When starting out as a new attorney, I had the same assumption as many—that probate court was just a bunch of forms.  After having a few files of my own, I definitely learned otherwise. Here are some probate pointers for probating an estate:

  • Handling Money. Handling conservatorships, trusts, and decedent’s estates in probate court means handling other people’s money, which can get very messy, very quickly.   Not all families get along, especially when money becomes a factor. Provide adequate notice to all interested parties so that any objections can be made and resolved prior to distribution. Make sure that you are making wise financial choices when deciding where to invest assets, determining if a purchase is appropriate to make on behalf of an individual, whether distributions to heirs/devisees are accurate, and if you have taken into account any allowances (homestead, exempt property, family) for which some may be entitled.  If you are ever in doubt, get court approval for a financial transaction.  I have learned it is better to ask permission beforehand than to ask forgiveness after-the-fact.

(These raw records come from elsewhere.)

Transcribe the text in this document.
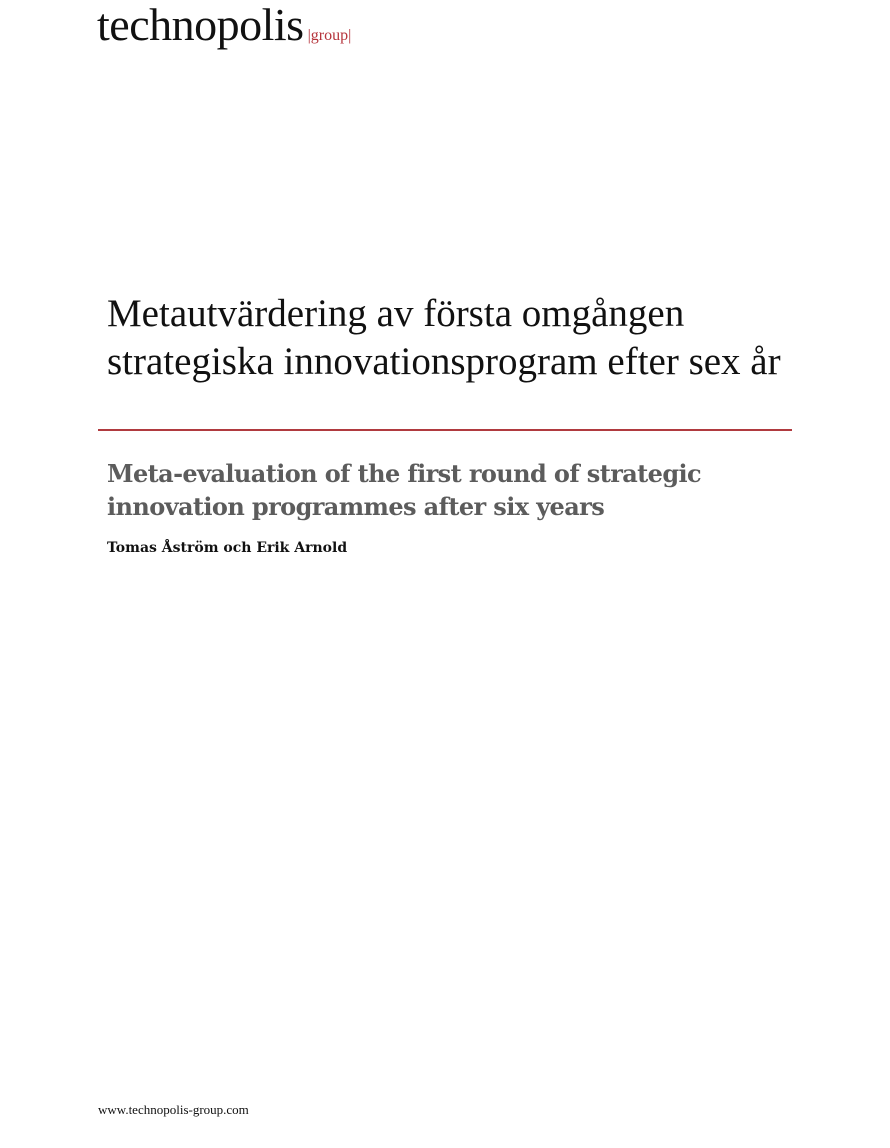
technopolis |group|
Metautvärdering av första omgången strategiska innovationsprogram efter sex år
Meta-evaluation of the first round of strategic innovation programmes after six years

Tomas Åström och Erik Arnold

www.technopolis-group.com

  • Dealing with Creditors. Make sure you don’t forget about your creditors.  You must always publish notice to creditors on a decedent’s estate. The creditor period expires 4 months from the date of publication so it is wise to not distribute any funds until after this point because you never know who may be out there to file a claim.  Also, provide notice to any known creditors that may exist.  It is a good idea to ask family members if they have seenany bills being received or if they know what monthly bills the decedent paid to get an idea of known creditors.  You may want to have the decedent’s mail forwarded so you can see any bills that come in.  Once a creditor has filed a claim you can then either pay the bill or file a partial/full disallowance of claim.  If you choose to pay the bill, make sure you have them sign a satisfaction of claim to confirm payment was made.  If you decide to disallow the claim, keep in mind they have 63 days in which to file a lawsuit so it is best to wait until that time frame has expired before making any distributions. Don’t forget to confirm there are no outstanding funeral/burial expenses or Medicaid liens, both of which would have priority as creditors.

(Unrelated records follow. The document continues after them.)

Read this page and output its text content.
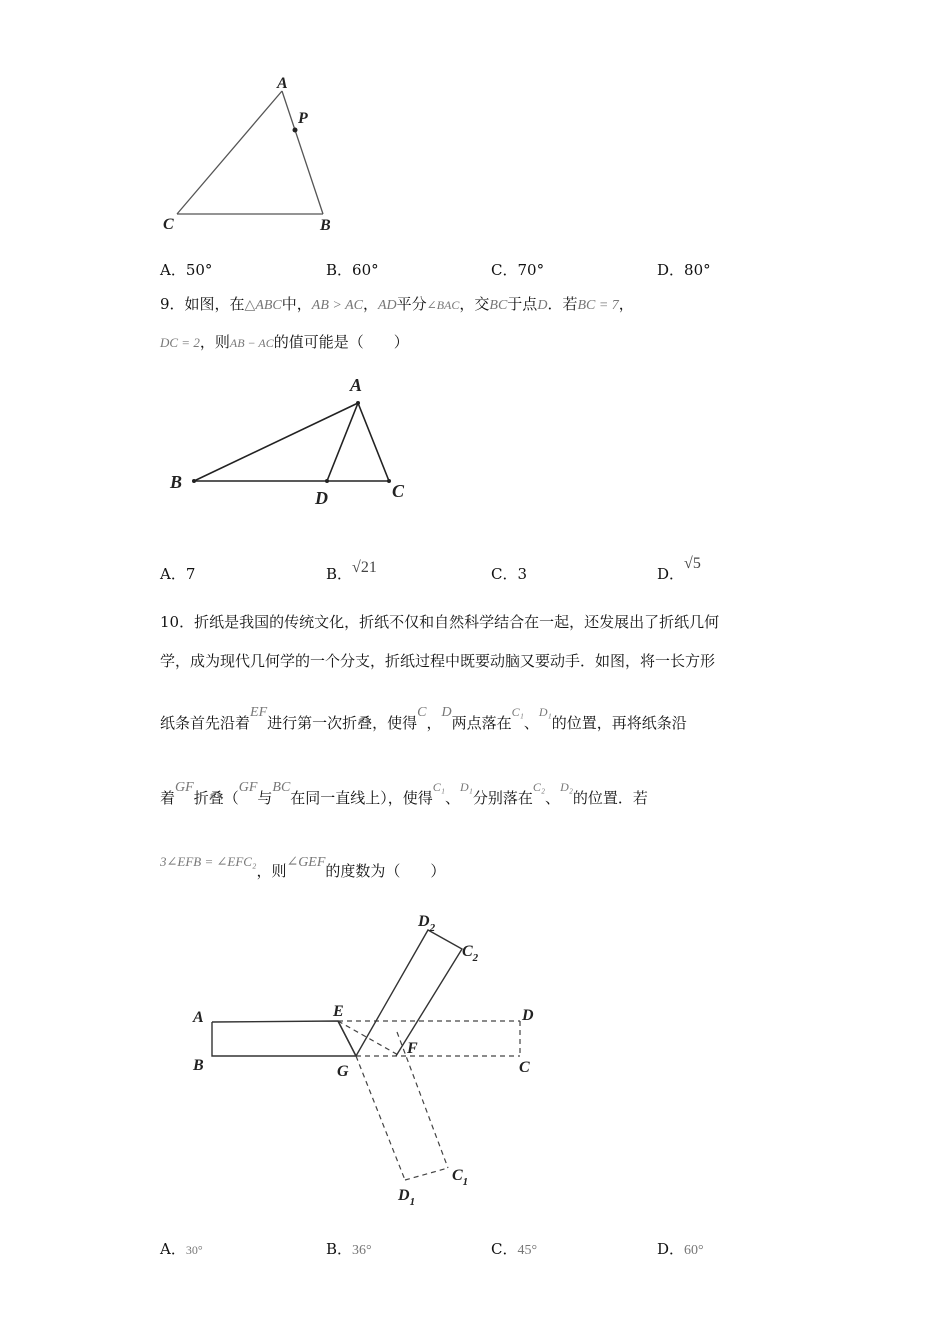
A
P
C	B
A．50°	B．60°	C．70°	D．80°
9．如图，在△ABC中，AB > AC，AD平分∠BAC，交BC于点D．若BC = 7，
DC = 2，则AB − AC的值可能是（　　）
A
B
D	C
A．7	B．√21	C．3	D．√5
10．折纸是我国的传统文化，折纸不仅和自然科学结合在一起，还发展出了折纸几何
学，成为现代几何学的一个分支，折纸过程中既要动脑又要动手．如图，将一长方形
纸条首先沿着EF进行第一次折叠，使得C，D两点落在$^{C_1}$、$^{D_1}$的位置，再将纸条沿
着GF折叠（GF与BC在同一直线上），使得$^{C_1}$、$^{D_1}$分别落在$^{C_2}$、$^{D_2}$的位置．若
3∠EFB = ∠EFC₂，则∠GEF的度数为（　　）
A
B
E
G
F
D
C
$D_2$
$C_2$
$C_1$
$D_1$
A．30°	B．36°	C．45°	D．60°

  • Court Appearances.  Probate Courts are much more individualized than other courts.  Many courts have their own method of handling hearings so it can be difficult to figure out at first, but there are things you can do to help prepare for the hearing.  Depending on the type of matter, the court may appoint a Guardian Ad Litem.  A Guardian Ad Litem is an attorney appointed by the court to act on behalf of a minor child or a protected individual.  Prior to your hearing, call the court and confirm if you have a Guardian Ad Litem appointed on your file and if so, contact them promptly. When you speak with the Guardian Ad Litem, make sure to present your role, ask if they have adequate information on the file, and request a copy of their report and recommendation prior to the hearing so you can be prepared.  If it is your first time appearing in that court, you may want to ask the Guardian ad Litem where you should check in (with the clerk’s office or Judge’s clerk) and if there is any other procedural information you should be aware of prior to the hearing.  If you do not have a Guardian Ad Litem appointed on your file and it is your first time in that specific court, try to be early for your hearing so you can check in with the Judge’s clerk prior to the start of the docket and then you can observe what goes on with some of the files which are called before your case. This will allow you to see where to present your case (podium or table), how to get your order entered, and whether you should take your file back to the clerk’s office for follow up or leave it in the court room.